These are my notes from the session on Fox Interactive Media by Dan Strauss.
Fox Interactive Media (FIM) is the parent company of MySpace. Also owns MySpace, IGN, Fox.com, FoxSports.com, AskMen.com, Rotten Tomatoes and Gamespy. They have 120 million visitors across all the sites.
They are buying small dev teams like Sidereus and Newroo as well as big companies like MySpace & IGN. They created FIM Labs so that some of the small dev teams can coninue to be innovative. FIM Labs focuses on incubation of new technologies, product development and technology evangelization to FIM properties. The folks from Sidereus worked on the Spring Widgets platform. Announcing a new platform named Spring Widgets.
Why widgets? They have a goal of to cross-pollinating users across the various FIM properties and also create a platform that can tie their businesses together. Widgets have been gaining traction and seemed like the right vehicle for furthering their goals.
Sidereus had a desktop background and researched Konfabulator, Dashboard and Vista gadgets.They also looked at Web widgets specifically AJAX and Flash widgets being used by MySpace users. They want users to be able to add widgets for FIM websites to their MySpace profiles and their desktop. From the Sping platform site a user can find a widget then add it to my MySpace. No more cutting and pasting code, the experience is similar to Windows Live Gallery for MySpace. Users can also drag and drop widgets from the Web onto the desktop. Only the Windows desktop widgets are supported for now but Mac support is on the way.
The Spring Widgets platform is 100% flash. Adding a desktop widget requires installing the Spring widgets runtime in addition to having Flash installed. This runtime is less than 2MB. There is an SDK so widget developers get APIs that can tell if the user is onlne or offline, store some persistent state, tell certain UI conditions such as the widgets window size and more. There is also a Web simulation tool developers can test their widgets without having to upload them to a Website.
The talk was followed by a demo showing how easy it is to build a Spring widget using WYSIWYG Flash development tools.
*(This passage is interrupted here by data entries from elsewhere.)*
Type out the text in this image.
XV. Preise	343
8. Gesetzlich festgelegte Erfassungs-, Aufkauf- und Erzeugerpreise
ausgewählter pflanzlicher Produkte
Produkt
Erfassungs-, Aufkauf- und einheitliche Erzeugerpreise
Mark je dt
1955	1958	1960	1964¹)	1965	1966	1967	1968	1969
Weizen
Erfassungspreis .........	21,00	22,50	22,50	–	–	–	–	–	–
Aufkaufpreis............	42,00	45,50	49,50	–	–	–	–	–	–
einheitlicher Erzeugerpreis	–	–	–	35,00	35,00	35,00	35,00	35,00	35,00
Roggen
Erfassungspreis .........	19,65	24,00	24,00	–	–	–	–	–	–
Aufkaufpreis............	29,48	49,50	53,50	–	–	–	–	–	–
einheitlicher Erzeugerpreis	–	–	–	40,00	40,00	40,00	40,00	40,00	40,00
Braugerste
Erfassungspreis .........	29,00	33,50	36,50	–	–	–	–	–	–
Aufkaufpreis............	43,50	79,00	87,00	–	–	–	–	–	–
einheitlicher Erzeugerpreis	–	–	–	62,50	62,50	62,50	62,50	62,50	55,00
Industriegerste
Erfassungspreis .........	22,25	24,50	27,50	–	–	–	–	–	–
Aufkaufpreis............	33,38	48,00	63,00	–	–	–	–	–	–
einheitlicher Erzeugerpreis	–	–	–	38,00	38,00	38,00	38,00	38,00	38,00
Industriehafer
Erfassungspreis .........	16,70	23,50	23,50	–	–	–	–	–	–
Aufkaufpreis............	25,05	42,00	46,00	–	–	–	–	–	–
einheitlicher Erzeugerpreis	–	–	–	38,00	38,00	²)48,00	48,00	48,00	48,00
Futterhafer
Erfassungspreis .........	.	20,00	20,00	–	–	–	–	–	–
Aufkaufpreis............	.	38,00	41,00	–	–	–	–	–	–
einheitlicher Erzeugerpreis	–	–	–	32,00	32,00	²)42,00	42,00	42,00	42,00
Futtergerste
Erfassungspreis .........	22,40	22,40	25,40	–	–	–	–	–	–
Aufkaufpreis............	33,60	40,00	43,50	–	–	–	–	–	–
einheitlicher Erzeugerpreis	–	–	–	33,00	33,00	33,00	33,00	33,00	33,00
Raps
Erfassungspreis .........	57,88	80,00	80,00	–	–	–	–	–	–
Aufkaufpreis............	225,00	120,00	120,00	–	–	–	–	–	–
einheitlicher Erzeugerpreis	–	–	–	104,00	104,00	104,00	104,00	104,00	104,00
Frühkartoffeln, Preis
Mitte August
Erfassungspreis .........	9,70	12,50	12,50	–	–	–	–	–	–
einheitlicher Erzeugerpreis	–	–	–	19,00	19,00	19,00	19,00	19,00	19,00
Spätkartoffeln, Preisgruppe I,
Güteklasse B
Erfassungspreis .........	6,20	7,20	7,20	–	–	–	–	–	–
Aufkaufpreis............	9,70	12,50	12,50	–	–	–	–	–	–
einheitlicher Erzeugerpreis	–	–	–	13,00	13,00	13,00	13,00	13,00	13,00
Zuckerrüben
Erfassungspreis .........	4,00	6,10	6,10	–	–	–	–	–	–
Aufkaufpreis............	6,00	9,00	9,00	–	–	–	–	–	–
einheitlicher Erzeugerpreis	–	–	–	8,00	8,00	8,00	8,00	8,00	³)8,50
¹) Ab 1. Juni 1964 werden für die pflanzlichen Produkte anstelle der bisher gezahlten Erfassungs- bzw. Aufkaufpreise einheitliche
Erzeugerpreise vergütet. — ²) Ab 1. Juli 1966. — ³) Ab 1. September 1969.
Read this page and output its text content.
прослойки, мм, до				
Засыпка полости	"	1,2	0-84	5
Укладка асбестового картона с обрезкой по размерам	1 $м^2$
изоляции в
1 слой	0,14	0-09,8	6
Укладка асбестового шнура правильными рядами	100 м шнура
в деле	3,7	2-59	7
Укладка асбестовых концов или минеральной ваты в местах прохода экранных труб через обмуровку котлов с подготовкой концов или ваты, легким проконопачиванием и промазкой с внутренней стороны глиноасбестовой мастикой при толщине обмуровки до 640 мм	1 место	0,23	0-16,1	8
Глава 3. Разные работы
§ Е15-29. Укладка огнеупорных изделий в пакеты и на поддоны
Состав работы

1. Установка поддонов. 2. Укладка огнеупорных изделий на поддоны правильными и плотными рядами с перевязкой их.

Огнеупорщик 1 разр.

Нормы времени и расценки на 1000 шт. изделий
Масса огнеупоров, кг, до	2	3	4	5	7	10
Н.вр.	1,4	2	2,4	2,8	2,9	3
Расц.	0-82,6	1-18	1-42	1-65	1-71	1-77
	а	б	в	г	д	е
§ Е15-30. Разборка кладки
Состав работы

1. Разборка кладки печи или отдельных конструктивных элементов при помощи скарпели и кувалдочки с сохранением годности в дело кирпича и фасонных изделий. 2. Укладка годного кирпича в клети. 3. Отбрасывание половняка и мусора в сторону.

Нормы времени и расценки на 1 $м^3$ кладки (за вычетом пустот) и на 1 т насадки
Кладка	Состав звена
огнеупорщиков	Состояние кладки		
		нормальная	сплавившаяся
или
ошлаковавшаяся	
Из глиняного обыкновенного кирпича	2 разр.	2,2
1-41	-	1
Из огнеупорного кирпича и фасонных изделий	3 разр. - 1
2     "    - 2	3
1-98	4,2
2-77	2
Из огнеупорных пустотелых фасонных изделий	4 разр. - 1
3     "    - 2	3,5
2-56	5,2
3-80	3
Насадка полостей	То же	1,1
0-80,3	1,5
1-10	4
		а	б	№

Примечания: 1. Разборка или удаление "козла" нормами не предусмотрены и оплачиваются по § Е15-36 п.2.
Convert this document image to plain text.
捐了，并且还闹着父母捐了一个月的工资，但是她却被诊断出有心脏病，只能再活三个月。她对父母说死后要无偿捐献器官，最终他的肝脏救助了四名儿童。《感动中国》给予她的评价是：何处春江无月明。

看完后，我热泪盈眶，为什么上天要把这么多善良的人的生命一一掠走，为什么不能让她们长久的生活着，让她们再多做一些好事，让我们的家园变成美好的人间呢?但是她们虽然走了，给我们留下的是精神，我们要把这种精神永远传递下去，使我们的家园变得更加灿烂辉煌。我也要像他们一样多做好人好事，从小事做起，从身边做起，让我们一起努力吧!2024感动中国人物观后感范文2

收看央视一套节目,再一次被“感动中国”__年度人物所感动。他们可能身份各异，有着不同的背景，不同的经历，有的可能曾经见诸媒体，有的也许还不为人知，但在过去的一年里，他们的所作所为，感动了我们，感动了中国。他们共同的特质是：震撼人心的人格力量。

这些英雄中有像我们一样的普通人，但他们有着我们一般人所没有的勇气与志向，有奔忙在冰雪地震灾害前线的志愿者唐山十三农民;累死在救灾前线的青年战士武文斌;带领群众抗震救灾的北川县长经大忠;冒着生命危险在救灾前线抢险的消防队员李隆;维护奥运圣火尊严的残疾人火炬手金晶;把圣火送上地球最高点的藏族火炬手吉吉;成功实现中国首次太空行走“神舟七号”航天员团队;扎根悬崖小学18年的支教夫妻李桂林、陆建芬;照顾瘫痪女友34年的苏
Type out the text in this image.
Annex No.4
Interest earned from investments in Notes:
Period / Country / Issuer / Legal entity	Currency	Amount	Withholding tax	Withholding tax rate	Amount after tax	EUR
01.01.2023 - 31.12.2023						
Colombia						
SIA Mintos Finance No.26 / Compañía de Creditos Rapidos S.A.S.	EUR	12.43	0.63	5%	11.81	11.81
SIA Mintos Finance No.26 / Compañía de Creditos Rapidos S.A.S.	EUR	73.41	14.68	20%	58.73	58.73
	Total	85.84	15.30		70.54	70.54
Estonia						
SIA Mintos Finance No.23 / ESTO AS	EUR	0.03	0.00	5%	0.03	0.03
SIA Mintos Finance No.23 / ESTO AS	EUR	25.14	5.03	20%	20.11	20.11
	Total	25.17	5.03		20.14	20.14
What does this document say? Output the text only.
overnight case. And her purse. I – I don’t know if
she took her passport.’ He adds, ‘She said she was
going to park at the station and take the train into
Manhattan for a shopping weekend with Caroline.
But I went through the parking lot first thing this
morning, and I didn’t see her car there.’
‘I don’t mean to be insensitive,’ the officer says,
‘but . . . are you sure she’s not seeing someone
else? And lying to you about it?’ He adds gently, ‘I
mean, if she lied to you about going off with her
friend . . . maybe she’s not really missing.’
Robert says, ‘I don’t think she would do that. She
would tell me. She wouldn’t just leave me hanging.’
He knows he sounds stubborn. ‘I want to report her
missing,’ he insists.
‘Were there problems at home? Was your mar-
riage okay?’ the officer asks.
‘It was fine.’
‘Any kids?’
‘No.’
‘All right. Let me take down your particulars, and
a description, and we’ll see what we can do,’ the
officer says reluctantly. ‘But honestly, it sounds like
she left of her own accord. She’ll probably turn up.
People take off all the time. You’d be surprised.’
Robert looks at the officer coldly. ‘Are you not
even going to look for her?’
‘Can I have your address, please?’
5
They also announced a partnership with FeedBurner.
There were several questions during the Q&A that resulted in an answer of "we're still figuring things out". It was clear that although the technology may be ready there are a number of policy questions that are still left to be answered such as whether there will be integration of the Spring Widgets site into the MySpace UI (similar to how Windows Live gallery is integrated into Windows Live Spaces or what the certification process will be for getting 3rd party widgets hosted on the Spring Widgets site?
Despite the open questions this is definitely a very bold move on the part of Fox Interactive Media. It does the question though that if every widget platform has its own certified widgets gallery that use their own platforms (e.g. Flash in the case of Spring Widgets, DHTML and XML in the case of Windows Live Gallery and proprietary markup in the case of Yahoo! Widgets Engine there is either going to have to be some standardization or else there may be a winner takes all where widget developers target one or two major widget platforms because they don't have the resources to support every homebrow Flash or AJAX platform out there.